Losing weight and maintaining weight loss are both difficult and often unsuccessful. Biological changes fight attempts to lose weight; the body acts in starvation mode increasing feelings of hunger, it suppresses satiety, slows metabolic rate, and attempts to defend higher body weights [51]. We exceeded our mean weight loss goal of 10% in IDEA, in part because participants received regular attention. A similar pragmatic, community based trial of diet and exercise for obese women free of knee OA found that limited patient contact (≤4 h/year) during the 2.5 year intervention period resulted in less than 20% of the D + E group achieving their weight loss goal of ≥ 5 kg or ≥ 5% of baseline body weight (mean weight loss < 1 kg) [52, 53]. Indeed, a possible consequence of a pragmatic approach with little or no participant contact is low adherence. The challenge in we-can is to maintain the regular patient contact utilized in IDEA in a less structured, community-based environment. The use of multiple communication techniques with participants is critical in achieving compliance and retention rates that approach those achieved in IDEA. These include, but are not limited to, phone calls, text messages, email, Facebook, LinkedIn, Skype, Twitter, and YouTube. Participants will select their preferred method of communication.

Maintaining intervention fidelity is critical. Fostering close relationships with the community centers that serve as intervention sites is important in maintaining an open line of communication. Site interventionists maintain personal relationships with participants both face to face and electronically. The Coordinating Center staff monitors the quality of the intervention being delivered with periodic face-to-face observations, biweekly Adherence and Retention Committee meetings, and monthly Nutrition and Exercise Committee meetings. Including underserved rural communities such as Haywood and Johnston counties in knee OA clinical trials is unique; however, recruitment and retention may be difficult as communication and transportation concerns are complicated by lower socioeconomic conditions and a less densely populated recruitment base. The recruitment goals for Johnston and Haywood counties have been adjusted to reflect these anticipated impediments.

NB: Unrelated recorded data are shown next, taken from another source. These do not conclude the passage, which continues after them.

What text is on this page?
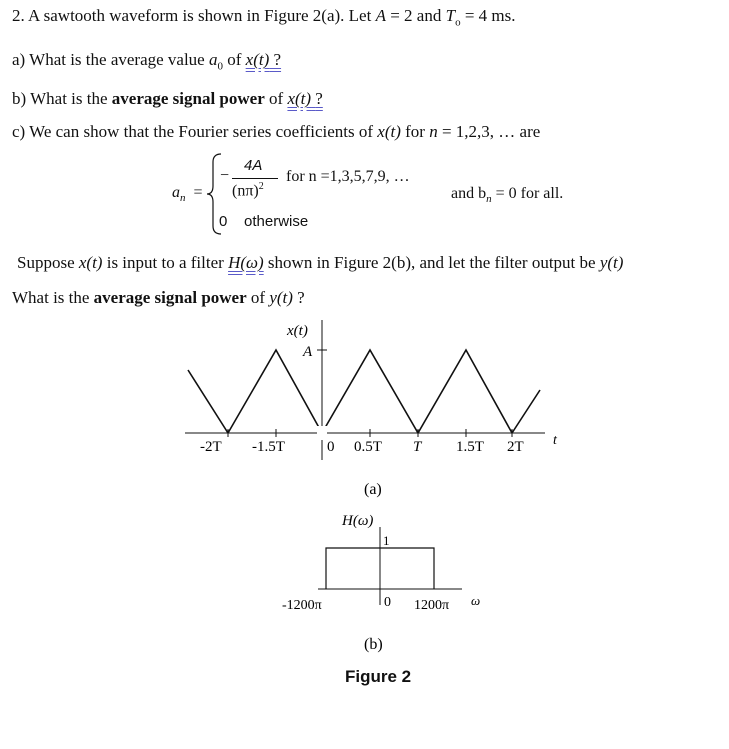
2. A sawtooth waveform is shown in Figure 2(a). Let A = 2 and $T_o = 4$ ms.
a) What is the average value $a_0$ of x(t) ?
b) What is the average signal power of x(t) ?
c) We can show that the Fourier series coefficients of x(t) for n = 1,2,3, … are
$a_n$ =
−
4A
$(n\pi)^2$
for n =1,3,5,7,9, …
0 otherwise
and $b_n = 0$ for all.
Suppose x(t) is input to a filter H(ω) shown in Figure 2(b), and let the filter output be y(t)
What is the average signal power of y(t) ?
x(t)
A
-2T -1.5T	0 0.5T T 1.5T 2T t
(a)
H(ω)
1
-1200π	0 1200π ω
(b)
Figure 2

To meet the chronic disease burden the Centers for Disease Control and Prevention launched several strategic initiatives of which one is to establish community-based programs to support healthy behaviors [22]. Indeed, the physician’s dilemma is the lack of practical means to implement and sustain a diet and exercise program in a community-based environment. we-can is designed to test the effectiveness of a community program that will serve as a blueprint and exemplar for clinicians and public health officials in urban and rural communities to implement a weight loss and exercise program designed to reduce knee pain and improve other clinical outcomes in overweight and obese adults with knee OA. We envision a national implementation of this systematic program that will serve as a model for healthcare professionals on implementing a platform that is accessible to consumers and clinicians, and is of value to insurers because it can be sustained long-term and at a reasonable cost.